Não é de se surpreender, portanto, que muitos observadores vejam nesses relatórios uma mudança de paradigma que comprometem a coerência da tradição católica. Ao classificar a homossexualidade como questão emergente e insistir no tratamento interdisciplinar, corre-se o risco de diluir a clareza moral que sempre guiou a Igreja. Simultaneamente, o impulso para reconfigurar o papel das mulheres no ministério ordenado, sem base teológica estabelecida e sem prazos definidos para uma comissão essencial, suscita a suspeita de que o processo sinodal tem sido conduzido mais por expectativas sociológicas do que pelo sensus fidei.

A crítica aqui não se dirige ao diálogo nem à escuta — sempre presentes na vida da Igreja —, mas à forma como alguns relatórios parecem subentender que a tradição precisa ser flexibilizada para acomodar novas demandas. Quando o relatório admite insuficiência de conceitos, ele não apenas identifica um desafio, mas insinua que os fundamentos teológicos atuais já não seriam adequados para interpretar a realidade contemporânea. Isso abre espaço para reformas que podem desfigurar a doutrina em vez de aprofundá-la.

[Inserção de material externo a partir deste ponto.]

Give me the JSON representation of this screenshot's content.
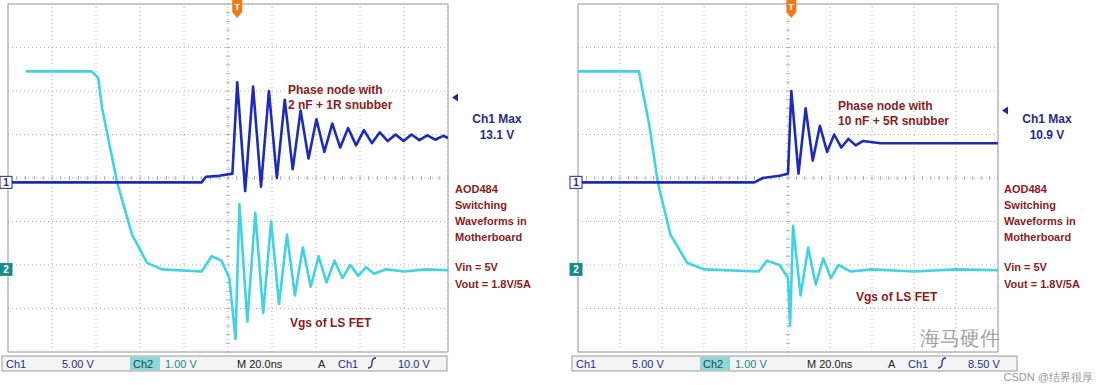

Em suma, o relatório intermediário parece apontar menos para uma Igreja que caminha unida e mais para uma Igreja que tenta equilibrar correntes divergentes sem resolver suas tensões internas. A abertura à homossexualidade e ao diaconato feminino, conduzida de modo fragmentado e frequentemente pouco transparente, pode acentuar a polarização. O risco real é que a sinodalidade, ao invés de fortalecer a identidade católica, acabe por fragilizá-la ao tentar harmonizar elementos incompatíveis entre si.

O Sínodo, proposto como um fórum de escuta e discernimento, requer uma avaliação crítica. Relatórios que relativizem princípios fundamentais podem afastar a Igreja de sua tradição e comprometer sua função orientadora. Divergências doutrinárias bem menores já causaram o grande Cisma do Ocidente, que perdura até hoje. Espera-se, portanto, que o processo sinodal sirva para unir, e não dividir, os católicos.